Rav Avigdor Miller on Torah Sanctioned Slavery



Why does the Torah sanction slavery?


Now let’s understand that we’re living in a time when all the standards are measured by the fad of the day. What is today important was yesterday unknown and tomorrow will be unimportant. So therefore even though slavery today is considered as something to be abhorred, you have to realize this wasn’t the case in ancient times among Jews.

First of all, among gentiles in ancient times, what should a person do who had no livelihood? He had no land. Land was passed on from father to son. Suppose you had no land. You had no family. You were a stranger. It happens sometimes that you’re a stranger. What should you do? You would die of starvation. So Eliezer eved Avraham who wanted to become a loyal disciple of his great teacher, what did he do? He gladly became an eved.

In those days to become a slave meant you were being joined to the family in a certain status. Hagar gladly became a shifchah to Sarah. It meant joining the family. She was a member of the family. In those ancient days, in case the woman, the ba’alas habayis, was childless, so she gave her handmaid to her husband and he had children from her. That’s how it used to be back before the Torah was given. Slavery had a different face in the ancient days.

And so, among Jews slavery meant that a person became a member of the family. First of all, the slave had to circumcise. He had to go to tevilah. He had to become a Jew in a certain sense. All slaves had to keep the Torah.

A slave couldn’t be beaten because he could have recourse through the dayanim; and even when a person had to chastise the slave, even if he was hitting him for a reason, if he was careless and he knocked out a tooth or some other one of the twenty-four chief limbs then the slave could march out a free man. And if the owner killed a slave he was put to death.

Among Jews slavery was an institution like the family. And therefore the slaves were much better off – and you could judge this from the following: Suppose a Jew bought a slave who refused to circumcise. So the Jew could say to him “I’ll sell you back to the gentiles.” That was considered a threat. And in almost every case the slave was willing to circumcise.

And therefore to be a slave by the Jews in ancient times wasn’t what you imagine. The truth is that even in America slavery was not as bad as it’s described in that famous book Uncle Tom’s Cabin. That was a propaganda book, and the book portrays it a hundred times worse than it actually was. The fact is that the slaves were much better off than after they were liberated.
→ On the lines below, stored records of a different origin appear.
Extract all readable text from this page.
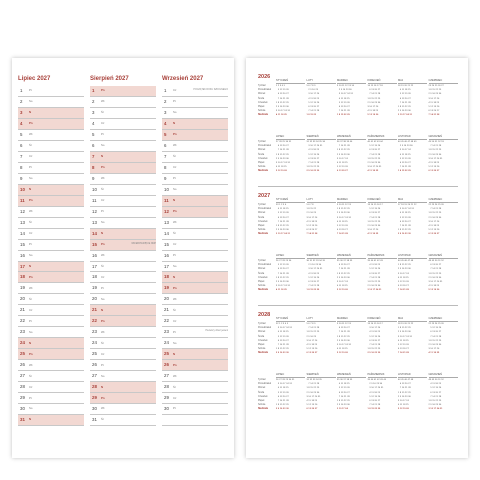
Lipiec 2027
1 Pt
2 So
3 N
4 Pn
5 Wt
6 Śr
7 Cz
8 Pt
9 So
10 N
11 Pn
12 Wt
13 Śr
14 Cz
15 Pt
16 So
17 N
18 Pn
19 Wt
20 Śr
21 Cz
22 Pt
23 So
24 N
25 Pn
26 Wt
27 Śr
28 Cz
29 Pt
30 So
31 N
Sierpień 2027
1 Pn
2 Wt
3 Śr
4 Cz
5 Pt
6 So
7 N
8 Pn
9 Wt
10 Śr
11 Cz
12 Pt
13 So
14 N
15 Pn	WNIEBOWZIĘCIE NMP
16 Wt
17 Śr
18 Cz
19 Pt
20 So
21 N
22 Pn
23 Wt
24 Śr
25 Cz
26 Pt
27 So
28 N
29 Pn
30 Wt
31 Śr
Wrzesień 2027
1 Cz	POCZĄTEK ROKU SZKOLNEGO
2 Pt
3 So
4 N
5 Pn
6 Wt
7 Śr
8 Cz
9 Pt
10 So
11 N
12 Pn
13 Wt
14 Śr
15 Cz
16 Pt
17 So
18 N
19 Pn
20 Wt
21 Śr
22 Cz
23 Pt	Pierwszy dzień jesieni
24 So
25 N
26 Pn
27 Wt
28 Śr
29 Cz
30 Pt
2026
Tydzień
Poniedziałek
Wtorek
Środa
Czwartek
Piątek
Sobota
Niedziela
STYCZEŃ
1 2 3 4 5
  5 12 19 26
  6 13 20 27
  7 14 21 28
1 8 15 22 29
2 9 16 23 30
3 10 17 24 31
4 11 18 25  
LUTY
5 6 7 8 9
  2 9 16 23
  3 10 17 24
  4 11 18 25
  5 12 19 26
  6 13 20 27
  7 14 21 28
1 8 15 22  
MARZEC
9 10 11 12 13 14
  2 9 16 23 30
  3 10 17 24 31
  4 11 18 25  
  5 12 19 26  
  6 13 20 27  
  7 14 21 28  
1 8 15 22 29  
KWIECIEŃ
14 15 16 17 18
  6 13 20 27
  7 14 21 28
1 8 15 22 29
2 9 16 23 30
3 10 17 24  
4 11 18 25  
5 12 19 26  
MAJ
18 19 20 21 22
  4 11 18 25
  5 12 19 26
  6 13 20 27
  7 14 21 28
1 8 15 22 29
2 9 16 23 30
3 10 17 24 31
CZERWIEC
23 24 25 26 27
1 8 15 22 29
2 9 16 23 30
3 10 17 24  
4 11 18 25  
5 12 19 26  
6 13 20 27  
7 14 21 28  
Tydzień
Poniedziałek
Wtorek
Środa
Czwartek
Piątek
Sobota
Niedziela
LIPIEC
27 28 29 30 31
  6 13 20 27
  7 14 21 28
1 8 15 22 29
2 9 16 23 30
3 10 17 24 31
4 11 18 25  
5 12 19 26  
SIERPIEŃ
31 32 33 34 35 36
  3 10 17 24 31
  4 11 18 25  
  5 12 19 26  
  6 13 20 27  
  7 14 21 28  
1 8 15 22 29  
2 9 16 23 30  
WRZESIEŃ
36 37 38 39 40
  7 14 21 28
1 8 15 22 29
2 9 16 23 30
3 10 17 24  
4 11 18 25  
5 12 19 26  
6 13 20 27  
PAŹDZIERNIK
40 41 42 43 44
  5 12 19 26
  6 13 20 27
  7 14 21 28
1 8 15 22 29
2 9 16 23 30
3 10 17 24 31
4 11 18 25  
LISTOPAD
44 45 46 47 48 49
  2 9 16 23 30
  3 10 17 24  
  4 11 18 25  
  5 12 19 26  
  6 13 20 27  
  7 14 21 28  
1 8 15 22 29  
GRUDZIEŃ
49 50 51 52 53
  7 14 21 28
1 8 15 22 29
2 9 16 23 30
3 10 17 24 31
4 11 18 25  
5 12 19 26  
6 13 20 27  
2027
Tydzień
Poniedziałek
Wtorek
Środa
Czwartek
Piątek
Sobota
Niedziela
STYCZEŃ
53 1 2 3 4
  4 11 18 25
  5 12 19 26
  6 13 20 27
  7 14 21 28
1 8 15 22 29
2 9 16 23 30
3 10 17 24 31
LUTY
5 6 7 8
1 8 15 22
2 9 16 23
3 10 17 24
4 11 18 25
5 12 19 26
6 13 20 27
7 14 21 28
MARZEC
9 10 11 12 13
1 8 15 22 29
2 9 16 23 30
3 10 17 24 31
4 11 18 25  
5 12 19 26  
6 13 20 27  
7 14 21 28  
KWIECIEŃ
13 14 15 16 17
  5 12 19 26
  6 13 20 27
  7 14 21 28
1 8 15 22 29
2 9 16 23 30
3 10 17 24  
4 11 18 25  
MAJ
17 18 19 20 21 22
  3 10 17 24 31
  4 11 18 25  
  5 12 19 26  
  6 13 20 27  
  7 14 21 28  
1 8 15 22 29  
2 9 16 23 30  
CZERWIEC
22 23 24 25 26
  7 14 21 28
1 8 15 22 29
2 9 16 23 30
3 10 17 24  
4 11 18 25  
5 12 19 26  
6 13 20 27  
Tydzień
Poniedziałek
Wtorek
Środa
Czwartek
Piątek
Sobota
Niedziela
LIPIEC
26 27 28 29 30
  5 12 19 26
  6 13 20 27
  7 14 21 28
1 8 15 22 29
2 9 16 23 30
3 10 17 24 31
4 11 18 25  
SIERPIEŃ
30 31 32 33 34 35
  2 9 16 23 30
  3 10 17 24 31
  4 11 18 25  
  5 12 19 26  
  6 13 20 27  
  7 14 21 28  
1 8 15 22 29  
WRZESIEŃ
35 36 37 38 39
  6 13 20 27
  7 14 21 28
1 8 15 22 29
2 9 16 23 30
3 10 17 24  
4 11 18 25  
5 12 19 26  
PAŹDZIERNIK
39 40 41 42 43
  4 11 18 25
  5 12 19 26
  6 13 20 27
  7 14 21 28
1 8 15 22 29
2 9 16 23 30
3 10 17 24 31
LISTOPAD
44 45 46 47 48
1 8 15 22 29
2 9 16 23 30
3 10 17 24  
4 11 18 25  
5 12 19 26  
6 13 20 27  
7 14 21 28  
GRUDZIEŃ
48 49 50 51 52
  6 13 20 27
  7 14 21 28
1 8 15 22 29
2 9 16 23 30
3 10 17 24 31
4 11 18 25  
5 12 19 26  
2028
Tydzień
Poniedziałek
Wtorek
Środa
Czwartek
Piątek
Sobota
Niedziela
STYCZEŃ
52 1 2 3 4 5
  3 10 17 24 31
  4 11 18 25  
  5 12 19 26  
  6 13 20 27  
  7 14 21 28  
1 8 15 22 29  
2 9 16 23 30  
LUTY
5 6 7 8 9
  7 14 21 28
1 8 15 22 29
2 9 16 23  
3 10 17 24  
4 11 18 25  
5 12 19 26  
6 13 20 27  
MARZEC
9 10 11 12 13
  6 13 20 27
  7 14 21 28
1 8 15 22 29
2 9 16 23 30
3 10 17 24 31
4 11 18 25  
5 12 19 26  
KWIECIEŃ
13 14 15 16 17
  3 10 17 24
  4 11 18 25
  5 12 19 26
  6 13 20 27
  7 14 21 28
1 8 15 22 29
2 9 16 23 30
MAJ
18 19 20 21 22
1 8 15 22 29
2 9 16 23 30
3 10 17 24 31
4 11 18 25  
5 12 19 26  
6 13 20 27  
7 14 21 28  
CZERWIEC
22 23 24 25 26
  5 12 19 26
  6 13 20 27
  7 14 21 28
1 8 15 22 29
2 9 16 23 30
3 10 17 24  
4 11 18 25  
Tydzień
Poniedziałek
Wtorek
Środa
Czwartek
Piątek
Sobota
Niedziela
LIPIEC
26 27 28 29 30 31
  3 10 17 24 31
  4 11 18 25  
  5 12 19 26  
  6 13 20 27  
  7 14 21 28  
1 8 15 22 29  
2 9 16 23 30  
SIERPIEŃ
31 32 33 34 35
  7 14 21 28
1 8 15 22 29
2 9 16 23 30
3 10 17 24 31
4 11 18 25  
5 12 19 26  
6 13 20 27  
WRZESIEŃ
35 36 37 38 39
  4 11 18 25
  5 12 19 26
  6 13 20 27
  7 14 21 28
1 8 15 22 29
2 9 16 23 30
3 10 17 24  
PAŹDZIERNIK
39 40 41 42 43 44
  2 9 16 23 30
  3 10 17 24 31
  4 11 18 25  
  5 12 19 26  
  6 13 20 27  
  7 14 21 28  
1 8 15 22 29  
LISTOPAD
44 45 46 47 48
  6 13 20 27
  7 14 21 28
1 8 15 22 29
2 9 16 23 30
3 10 17 24  
4 11 18 25  
5 12 19 26  
GRUDZIEŃ
48 49 50 51 52
  4 11 18 25
  5 12 19 26
  6 13 20 27
  7 14 21 28
1 8 15 22 29
2 9 16 23 30
3 10 17 24 31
And some of them even to this day are not yet living happy lives. They haven’t regained the ability to live a family life. Many of them are still living disorganized lives, which didn’t exist in the times when they lived on the plantation. But this I don’t want to press anymore because it’s already against public opinion. But among Jews there’s no question that slavery was an institution that fit into the social structure of Jewish life, and the eved Cana’ani, to some extent, lived a privileged life and he was protected by the Torah. And therefore there was no question then that slavery should have been sanctioned just as it was by the Torah.